In [None]:
import pathlib
import requests

import graphviz
import joblib
import matplotlib.pyplot as plt
import numpy as np
import pandas as pd
from sklearn import datasets, metrics, model_selection
from sklearn import pipeline, preprocessing, tree

# Decision Trees

[Decision Trees](https://scikit-learn.org/stable/modules/tree.html) are a non-parametric supervised learning method used for [classification](https://scikit-learn.org/stable/modules/tree.html#tree-classification) and [regression](https://scikit-learn.org/stable/modules/tree.html#tree-regression). The goal is to create a model that predicts the value of a target variable by learning simple decision rules inferred from the data features. A tree can be seen as a piecewise constant approximation.
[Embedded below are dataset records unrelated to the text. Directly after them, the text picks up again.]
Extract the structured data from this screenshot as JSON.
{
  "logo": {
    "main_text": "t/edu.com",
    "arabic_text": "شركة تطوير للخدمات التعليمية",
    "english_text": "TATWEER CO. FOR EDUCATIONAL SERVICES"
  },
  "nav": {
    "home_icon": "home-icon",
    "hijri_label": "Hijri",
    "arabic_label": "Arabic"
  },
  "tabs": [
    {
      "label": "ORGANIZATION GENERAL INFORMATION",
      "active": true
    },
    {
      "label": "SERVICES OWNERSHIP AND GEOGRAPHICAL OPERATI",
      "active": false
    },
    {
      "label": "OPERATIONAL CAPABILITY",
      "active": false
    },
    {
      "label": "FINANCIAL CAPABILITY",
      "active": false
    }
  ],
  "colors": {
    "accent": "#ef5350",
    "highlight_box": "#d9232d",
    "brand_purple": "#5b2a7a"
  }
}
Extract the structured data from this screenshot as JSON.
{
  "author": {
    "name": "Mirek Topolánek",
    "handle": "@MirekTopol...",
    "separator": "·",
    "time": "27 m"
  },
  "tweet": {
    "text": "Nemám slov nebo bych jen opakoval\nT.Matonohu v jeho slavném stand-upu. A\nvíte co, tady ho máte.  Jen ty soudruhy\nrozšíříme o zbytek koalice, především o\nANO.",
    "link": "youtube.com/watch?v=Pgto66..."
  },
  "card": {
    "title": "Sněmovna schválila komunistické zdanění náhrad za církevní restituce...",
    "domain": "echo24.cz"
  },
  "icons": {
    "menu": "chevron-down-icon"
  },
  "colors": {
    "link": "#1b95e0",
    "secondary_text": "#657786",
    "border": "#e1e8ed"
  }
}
## Training and Visualizing a Decision Tree

In [None]:
iris_data = datasets.load_iris(
    as_frame=True
)

In [None]:
features_df = iris_data.data
target = iris_data.target

In [None]:
features_df.head()

In [None]:
target

In [None]:
classifier = tree.DecisionTreeClassifier(max_depth=2, random_state=42)
_ = classifier.fit(features_df, target)

In [None]:
_ = tree.export_graphviz(
    classifier,
    out_file="iris-tree.dot",
    feature_names=features_df.columns,
    class_names=iris_data.target_names,
    rounded=True,
    filled=True
)

In [None]:
(
    graphviz.Source
            .from_file("iris-tree.dot")
)

In [None]:
help(classifier.tree_)

## Making Predictions

In [None]:
classifier.predict(features_df)

## Predicting Class Probabilities

In [None]:
classifier.predict_proba(features_df)

## Regularization

In [None]:
tree.DecisionTreeClassifier?

In [None]:
metrics.get_scorer_names()

In [None]:
classifier = tree.DecisionTreeClassifier()
cv_scores = model_selection.cross_val_score(
    classifier,
    features_df,
    target,
    cv=5,
    n_jobs=-1,
    scoring="f1_macro"
)

In [None]:
cv_scores

In [None]:
np.mean(cv_scores)

## Exercise

Fit a decision tree classifier to the following dataset. Select an appropriate scoring metric and evaluate the performance of your classifier using cross-validation. Is your classifier under-fitting? Over-fitting? Tune the regularization hyperparameters to improve the performance of your classifier.

In [None]:
datasets.load_breast_cancer?

In [None]:
breast_cancer_data = datasets.load_breast_cancer(
    as_frame=True
)

## Understanding Feature Importance

One of the nice features of decision trees is that they provide a way to measure the importance of each of feature. Understanding feature importance is a topic all unto itself. If you are interested in pulling this thread, then I recommend that you start with [SHapley Additive Explanations (SHAP)](https://shap.readthedocs.io/en/latest/index.html) and then take a look through [*Interpretable Machine Learning*](https://christophm.github.io/interpretable-ml-book/).

In [None]:
classifier = tree.DecisionTreeClassifier()
_ = classifier.fit(breast_cancer_data.data, breast_cancer_data.target)

In [None]:
pd.Series(
    classifier.feature_importances_,
    index=breast_cancer_data.data.columns
).sort_values(
    ascending=False
)

## Exercise

Grow a forest by following these steps:

1. Continuing the previous exercise, generate 1,000 subsets of the training set, each containing 80% of the training instances selected randomly. Hint: you can use Scikit-Learn’s ShuffleSplit class for this.

2. Train one decision tree on each subset, using the best hyperparameter values found in the previous exercise. Evaluate these 1,000 decision trees on the test set. Since they were trained on smaller sets, these decision trees will likely perform worse than the first decision tree, achieving only about 80% accuracy.


3. Now comes the magic. For each test set instance, generate the predictions of the 1,000 decision trees, and keep only the most frequent prediction (you can use SciPy’s mode() function for this). This approach gives you majority-vote predictions over the test set.

4. Evaluate these predictions on the test set: you should obtain a slightly higher accuracy than your first model. Congratulations, you have trained a random forest classifier!